Заметив мое появление во дворе, Маргарита радостно воскликнула:
— Дон Хуан!
Я расцеловал ее в обе щеки. Когда я подростком впервые попал в таверну, Маргарита уже там работала. После того как очарование ее молодости угасло, Мануэль и Серена нашли для нее новое занятие, как и для всех других членов «семьи». Она не оказалась выброшенной на улицу, как это случалось в Севилье со многими проститутками, которые больше не могли привлекать клиентов. Маргарита вполне искусно управлялась с пистолетом, в чем я и сам не единожды имел возможность убедиться. К тому же тучность, которую она приобрела с годами, делала ее фигуру при входе очень внушительной.
— Как твои дела, дон Хуан? Как твои дела? — спросила она низким грудным голосом.
— Так хороши, что хуже некуда, о прекрасная Маргарита, — ответил я с улыбкой, после чего отцепил от пояса и протянул ей свои кинжал и шпагу. Одобрительно подмигнув, она по-матерински потрепала меня по щеке.
В этот момент наше внимание привлек оглушительный треск дерева, которое разносят в щепки, и звон разбитого стекла. Драка была в полном разгаре. Я улыбнулся: приятно почувствовать себя дома.
Несмотря на купленный маркизом титул, мой статус благородного господина всегда оставался лишь маской, и я по-прежнему чувствовал себя скорее бандитом, чем учтивым кавалером. Наверное, поэтому так милы моему сердцу черная маска разбойника и ночная жизнь. Я всегда понимал, что никакая знатная женщина не согласится выйти замуж за безродного подкидыша, который к тому же успел побывать преступником.

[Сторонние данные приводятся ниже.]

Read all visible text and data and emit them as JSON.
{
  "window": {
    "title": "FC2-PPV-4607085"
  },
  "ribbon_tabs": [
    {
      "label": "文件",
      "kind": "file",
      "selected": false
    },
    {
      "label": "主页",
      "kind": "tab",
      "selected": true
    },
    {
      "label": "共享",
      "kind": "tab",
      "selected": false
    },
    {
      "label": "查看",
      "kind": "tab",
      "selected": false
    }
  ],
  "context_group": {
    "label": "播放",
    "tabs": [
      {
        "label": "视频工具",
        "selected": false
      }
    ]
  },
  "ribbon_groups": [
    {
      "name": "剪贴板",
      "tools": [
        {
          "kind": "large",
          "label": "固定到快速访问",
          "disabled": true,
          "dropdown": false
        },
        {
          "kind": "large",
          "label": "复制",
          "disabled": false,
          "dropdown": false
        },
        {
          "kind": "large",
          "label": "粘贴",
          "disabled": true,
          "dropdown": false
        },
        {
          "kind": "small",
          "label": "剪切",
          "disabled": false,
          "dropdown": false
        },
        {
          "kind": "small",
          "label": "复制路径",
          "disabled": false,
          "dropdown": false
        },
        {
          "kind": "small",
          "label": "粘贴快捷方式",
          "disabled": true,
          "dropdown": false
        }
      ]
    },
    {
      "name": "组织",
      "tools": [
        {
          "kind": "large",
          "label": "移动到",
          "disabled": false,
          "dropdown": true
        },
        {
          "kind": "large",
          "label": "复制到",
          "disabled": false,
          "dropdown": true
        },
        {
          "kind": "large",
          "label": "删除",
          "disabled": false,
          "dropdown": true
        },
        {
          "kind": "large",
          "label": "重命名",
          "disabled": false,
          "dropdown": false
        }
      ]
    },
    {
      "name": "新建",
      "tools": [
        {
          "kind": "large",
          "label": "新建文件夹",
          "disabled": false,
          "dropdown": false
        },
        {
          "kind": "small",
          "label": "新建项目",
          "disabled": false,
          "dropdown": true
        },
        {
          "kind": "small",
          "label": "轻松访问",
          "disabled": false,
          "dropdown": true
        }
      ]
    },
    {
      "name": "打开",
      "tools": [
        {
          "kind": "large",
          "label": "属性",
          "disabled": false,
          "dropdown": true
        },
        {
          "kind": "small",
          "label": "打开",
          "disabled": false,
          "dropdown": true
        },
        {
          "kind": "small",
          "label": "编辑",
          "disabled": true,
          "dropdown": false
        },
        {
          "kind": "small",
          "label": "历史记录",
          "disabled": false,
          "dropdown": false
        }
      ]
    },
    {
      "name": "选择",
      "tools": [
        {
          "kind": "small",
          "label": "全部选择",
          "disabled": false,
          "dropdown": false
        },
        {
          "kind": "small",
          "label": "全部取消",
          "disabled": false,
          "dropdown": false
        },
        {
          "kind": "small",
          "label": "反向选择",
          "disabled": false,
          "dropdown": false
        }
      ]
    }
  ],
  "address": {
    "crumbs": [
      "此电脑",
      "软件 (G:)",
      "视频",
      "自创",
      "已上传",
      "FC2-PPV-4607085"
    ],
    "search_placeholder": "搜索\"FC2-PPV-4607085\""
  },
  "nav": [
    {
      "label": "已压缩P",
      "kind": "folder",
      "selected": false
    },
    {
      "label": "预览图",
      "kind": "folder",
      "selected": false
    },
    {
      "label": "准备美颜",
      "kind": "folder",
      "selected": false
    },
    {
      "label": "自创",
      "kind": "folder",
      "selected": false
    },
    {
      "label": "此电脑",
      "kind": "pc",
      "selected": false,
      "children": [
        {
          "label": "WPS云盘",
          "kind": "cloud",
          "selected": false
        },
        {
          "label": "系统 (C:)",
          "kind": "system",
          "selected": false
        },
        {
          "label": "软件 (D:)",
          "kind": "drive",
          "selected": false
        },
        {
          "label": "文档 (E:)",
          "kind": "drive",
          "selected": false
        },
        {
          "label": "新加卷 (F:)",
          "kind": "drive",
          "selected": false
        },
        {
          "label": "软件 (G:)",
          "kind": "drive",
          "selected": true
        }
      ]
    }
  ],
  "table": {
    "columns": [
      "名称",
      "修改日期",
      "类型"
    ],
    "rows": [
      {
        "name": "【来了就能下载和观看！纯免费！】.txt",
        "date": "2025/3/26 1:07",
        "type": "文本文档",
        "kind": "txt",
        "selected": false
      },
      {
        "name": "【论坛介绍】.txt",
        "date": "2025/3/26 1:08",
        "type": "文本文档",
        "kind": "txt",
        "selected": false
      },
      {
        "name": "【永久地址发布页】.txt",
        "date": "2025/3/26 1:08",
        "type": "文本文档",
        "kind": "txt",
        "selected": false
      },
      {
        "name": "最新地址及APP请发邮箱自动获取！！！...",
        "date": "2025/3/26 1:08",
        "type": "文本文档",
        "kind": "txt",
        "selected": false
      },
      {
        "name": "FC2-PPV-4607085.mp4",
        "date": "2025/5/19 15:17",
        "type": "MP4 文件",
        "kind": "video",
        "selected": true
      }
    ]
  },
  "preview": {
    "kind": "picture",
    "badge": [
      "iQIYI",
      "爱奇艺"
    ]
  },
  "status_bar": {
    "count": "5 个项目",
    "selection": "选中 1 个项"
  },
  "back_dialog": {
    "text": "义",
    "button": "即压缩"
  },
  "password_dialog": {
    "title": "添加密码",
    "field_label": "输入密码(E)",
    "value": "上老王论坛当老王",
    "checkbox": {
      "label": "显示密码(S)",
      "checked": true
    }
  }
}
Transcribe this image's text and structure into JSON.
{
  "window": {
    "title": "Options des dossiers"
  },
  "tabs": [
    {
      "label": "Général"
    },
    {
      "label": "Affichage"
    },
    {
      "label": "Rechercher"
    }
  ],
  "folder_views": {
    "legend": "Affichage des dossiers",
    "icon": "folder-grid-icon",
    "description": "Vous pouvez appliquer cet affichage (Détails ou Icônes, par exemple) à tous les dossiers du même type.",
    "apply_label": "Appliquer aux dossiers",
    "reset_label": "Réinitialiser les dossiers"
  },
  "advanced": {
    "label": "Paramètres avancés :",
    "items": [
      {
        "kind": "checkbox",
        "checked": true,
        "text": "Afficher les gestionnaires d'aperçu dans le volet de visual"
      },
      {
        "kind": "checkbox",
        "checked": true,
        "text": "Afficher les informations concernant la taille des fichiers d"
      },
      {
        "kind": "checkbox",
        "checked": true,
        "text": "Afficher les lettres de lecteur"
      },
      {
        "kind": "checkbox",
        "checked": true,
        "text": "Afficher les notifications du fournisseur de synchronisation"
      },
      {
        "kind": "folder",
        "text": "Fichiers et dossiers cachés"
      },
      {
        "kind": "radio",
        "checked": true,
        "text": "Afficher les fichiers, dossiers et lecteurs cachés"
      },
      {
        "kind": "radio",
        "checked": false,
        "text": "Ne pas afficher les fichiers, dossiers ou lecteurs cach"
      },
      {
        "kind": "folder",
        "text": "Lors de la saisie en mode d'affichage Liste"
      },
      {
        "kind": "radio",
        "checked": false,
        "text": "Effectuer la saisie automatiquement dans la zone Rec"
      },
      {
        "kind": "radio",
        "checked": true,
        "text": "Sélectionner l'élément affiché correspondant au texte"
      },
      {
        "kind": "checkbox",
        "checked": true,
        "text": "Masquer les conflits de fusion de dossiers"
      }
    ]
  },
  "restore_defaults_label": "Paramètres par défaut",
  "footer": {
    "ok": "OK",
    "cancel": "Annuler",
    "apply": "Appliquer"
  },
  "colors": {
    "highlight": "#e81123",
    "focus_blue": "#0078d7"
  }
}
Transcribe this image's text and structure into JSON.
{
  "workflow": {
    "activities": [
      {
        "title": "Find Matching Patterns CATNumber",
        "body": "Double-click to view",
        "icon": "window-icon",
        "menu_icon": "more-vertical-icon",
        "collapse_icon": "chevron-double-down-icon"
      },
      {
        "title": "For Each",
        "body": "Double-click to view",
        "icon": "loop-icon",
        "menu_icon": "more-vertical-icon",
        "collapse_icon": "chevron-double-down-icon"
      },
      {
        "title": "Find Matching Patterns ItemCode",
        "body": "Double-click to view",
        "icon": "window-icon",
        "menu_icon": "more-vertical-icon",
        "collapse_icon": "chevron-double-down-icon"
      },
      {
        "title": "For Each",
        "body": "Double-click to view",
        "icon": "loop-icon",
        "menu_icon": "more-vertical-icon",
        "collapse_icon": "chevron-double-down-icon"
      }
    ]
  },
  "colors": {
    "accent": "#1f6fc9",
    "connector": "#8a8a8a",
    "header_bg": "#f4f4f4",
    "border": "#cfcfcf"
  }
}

Приблизившись к двери, я едва успел уступить дорогу человеку, которого вышвырнули вон. Стоя в тени, я увидел, как появившийся следом великан, на две головы выше меня, подхватил почти бесчувственного противника за рубашку своей огромной лапищей. Его жертва едва ли была способна сопротивляться, что не помешало великану осыпать ее ударами, выволакивая теперь уже на улицу. Мы с Маргаритой сочли за благо не вмешиваться и молча наблюдали, как он возвращается в таверну, удовлетворенно бормоча себе под нос. Разумеется, пистолет в руках Маргариты мог бы приструнить его, однако драка без оружия здесь не возбранялась, поскольку не противоречила королевскому указу.
Я вошел следом, стараясь держаться подальше от верзилы. Глаза не сразу привыкли к полумраку, царившему в помещении, освещенном только масляными лампами на стенах. Старые залы своими нишами напоминали римский некрополь, хотя присутствующие здесь тела были вполне живыми, во всяком случае, по большей части. Успех заведения позволил Мануэлю расшириться и сделать пристройку за счет улицы. Тут теперь располагался центральный зал с высоким потолком и барной стойкой вдоль дальней стены. Грязный пол был сплошь заставлен столами и скамьями.
Выглядывая поверх голов, я наконец увидел Мануэля. Как всегда, он стоял за стойкой, которая, казалось, была сколочена из выловленных в реке бревен. Пьяные матросы цеплялись за нее, как за спасательный плот. Из стены торчала довольно потрепанная голова кабана в компании с не менее потрепанной головой быка, лишенного ушей. Мануэль, скорее всего, купил эти головы, успевшие послужить хозяину другой таверны. С потолка свисали свиные окорока, которые, казалось, тоже вспотели, как и всё остальное в этом жарком накуренном помещении. На полках за стойкой высились ряды пыльных бутылок. Мне было известно, что все они пусты, поскольку в таверне предлагали всегда одну и ту же выпивку. К красному вину, полученному из последней выжимки винограда, добавляли апельсины и лимоны, чтобы было незаметно, что вино, плохое само по себе, еще и разбавлено водой. В то время как Мануэль заведовал едой, выпивкой и любезничал с клиентами, Серена наверху присматривала за проститутками, именно благодаря которым клиенты возвращались сюда вновь и вновь.
Мануэль, по обыкновению, смеялся и шутил с матросами, которые внимали ему, словно священнику, ведущему проповедь со своей кафедры. Спасаясь от духоты, он расстегнул красную рубашку до самого пояса, обнажив довольно густую растительность на груди. Концом черного фартука он протирал бокал, когда заметил меня, пробирающегося к стойке.